Show us the money.
The Philippine stock market is on track to end the year about 10-percent down from where we started, disappointing of course. Year-on-year economic growth was recorded as the slowest since 2015. The annual inflation rate will be at the highest in about 10 years. Base interest rates will also end the year at about the highest level in a decade.
While it is not a matter of balancing the positives and the negatives, it is a matter of judging the broad economic picture. It is always easy and even necessary to speak of wealth and income disparity and inclusive growth.
However, these are problems that might only be resolved through major structural changes. Further, we focus much deserved attention on corruption without acknowledging that systemic problems that make investing inefficient and ineffective are a form of 'economic corruption.'
The more important concern should be the underlying strength of the Philippine economy. Unfortunately, if you listen to much of the foreign commentary about our economy, you will not hear an up-to-date appraisal. The near hysteria about 2018 inflation comes even as prices are stabilizing and even falling and without mentioning the effect of the tax increases passed earlier this year.
Maybe then it might be good to 'follow the money.'
Unless you have been living in a cave, you know China has an unlimited supply of funds available for the Philippines. Of course the economy has not seen much of that lending in 2018. But we are told that it is only a matter of time before the Philippines becomes a 'debt-slave' province of China.
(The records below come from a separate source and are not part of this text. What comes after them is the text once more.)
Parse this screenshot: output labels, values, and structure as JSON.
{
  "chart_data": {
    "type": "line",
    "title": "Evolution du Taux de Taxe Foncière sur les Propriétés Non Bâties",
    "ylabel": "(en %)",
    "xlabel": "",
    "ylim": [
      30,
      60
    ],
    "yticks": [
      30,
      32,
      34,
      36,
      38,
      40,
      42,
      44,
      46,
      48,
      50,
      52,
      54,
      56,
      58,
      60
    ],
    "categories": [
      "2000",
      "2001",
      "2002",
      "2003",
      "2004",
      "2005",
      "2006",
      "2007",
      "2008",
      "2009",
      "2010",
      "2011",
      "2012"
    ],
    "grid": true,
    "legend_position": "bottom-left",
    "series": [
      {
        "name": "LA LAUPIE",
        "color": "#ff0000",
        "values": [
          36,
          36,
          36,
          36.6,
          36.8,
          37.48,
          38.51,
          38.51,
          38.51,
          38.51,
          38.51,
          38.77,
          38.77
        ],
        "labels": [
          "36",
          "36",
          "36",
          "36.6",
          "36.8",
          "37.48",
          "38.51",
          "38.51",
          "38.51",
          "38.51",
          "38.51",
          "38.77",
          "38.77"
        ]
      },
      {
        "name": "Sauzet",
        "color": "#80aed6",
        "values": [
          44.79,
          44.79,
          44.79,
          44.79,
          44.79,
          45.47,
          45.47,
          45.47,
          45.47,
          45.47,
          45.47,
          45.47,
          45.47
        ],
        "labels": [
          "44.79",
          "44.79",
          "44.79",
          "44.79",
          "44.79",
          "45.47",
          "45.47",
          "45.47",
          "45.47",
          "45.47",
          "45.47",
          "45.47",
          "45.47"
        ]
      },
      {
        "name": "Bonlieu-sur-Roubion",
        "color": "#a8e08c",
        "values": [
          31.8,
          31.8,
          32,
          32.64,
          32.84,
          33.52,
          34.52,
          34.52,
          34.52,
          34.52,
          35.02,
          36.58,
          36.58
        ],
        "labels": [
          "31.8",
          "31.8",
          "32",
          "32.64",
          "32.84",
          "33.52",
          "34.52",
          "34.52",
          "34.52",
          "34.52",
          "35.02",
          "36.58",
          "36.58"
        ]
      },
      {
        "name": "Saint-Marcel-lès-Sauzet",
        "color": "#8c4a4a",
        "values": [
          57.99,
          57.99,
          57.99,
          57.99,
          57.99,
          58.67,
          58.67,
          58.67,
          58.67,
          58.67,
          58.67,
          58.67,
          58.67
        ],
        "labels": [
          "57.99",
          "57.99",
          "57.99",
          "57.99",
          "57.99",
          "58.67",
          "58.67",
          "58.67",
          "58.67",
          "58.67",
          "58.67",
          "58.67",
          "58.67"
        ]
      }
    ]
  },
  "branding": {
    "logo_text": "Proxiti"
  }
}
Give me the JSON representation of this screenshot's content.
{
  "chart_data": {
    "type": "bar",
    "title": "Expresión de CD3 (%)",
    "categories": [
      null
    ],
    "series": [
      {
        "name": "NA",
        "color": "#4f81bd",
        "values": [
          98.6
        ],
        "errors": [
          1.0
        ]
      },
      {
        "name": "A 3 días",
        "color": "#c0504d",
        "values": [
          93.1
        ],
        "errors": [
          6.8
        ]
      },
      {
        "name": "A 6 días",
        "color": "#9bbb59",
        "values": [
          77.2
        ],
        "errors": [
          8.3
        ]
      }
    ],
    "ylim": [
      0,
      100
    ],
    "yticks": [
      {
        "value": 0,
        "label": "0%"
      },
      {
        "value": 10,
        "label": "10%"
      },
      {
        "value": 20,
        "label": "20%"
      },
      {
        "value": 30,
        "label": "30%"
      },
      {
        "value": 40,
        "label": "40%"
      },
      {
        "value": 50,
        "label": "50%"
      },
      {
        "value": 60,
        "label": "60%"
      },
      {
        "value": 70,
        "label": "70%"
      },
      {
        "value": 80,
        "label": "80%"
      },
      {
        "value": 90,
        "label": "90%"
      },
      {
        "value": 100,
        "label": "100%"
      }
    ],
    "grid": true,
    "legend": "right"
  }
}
Also, China does not care about the government or Philippine private companies' ability to repay any loans; it is all politics.
Japan, though, may want to lend money to nations like the Philippines and Indonesia to offset Chinese influence, or maybe not. The partnership between the Japanese government and its private sector has usually been supportive. Favorable lending terms have allowed Japanese companies to win contracts even if priced a little higher than its competitors. But for the Japanese, business is usually business and not politics.
The Japanese-led Asian Development Bank is also interested in lending money to the Philippines. The ADB announced last week that it will extend loans of up to $2.5 billion annually to the Philippines, or a total of $7.4 billion from 2019 to 2021, to support the government's 'Build, Build, Build' infrastructure program. This amount was more than double the bank's annual assistance from 2011 to 2017.
ADB's objective is to reduce poverty in the region through development assistance. While there might be a slight hidden objective of pushing Japanese and United States agendas, the loans are expected to be paid.
A new US law creating a government corporation that would provide financial assistance to low or lower middle-income countries could help with the Philippines's infrastructure projects. It is called the 'Better Utilization of Investment Leading to Development or BUILD Act.' Catchy name.
Billions of dollars are now available for infrastructure projects of the 10 members of the Association of Southeast Asian Nations. Certainly this is to help counter China's influence, but here also, the loans are expected to be repaid. Deadbeat countries are not encouraged to apply.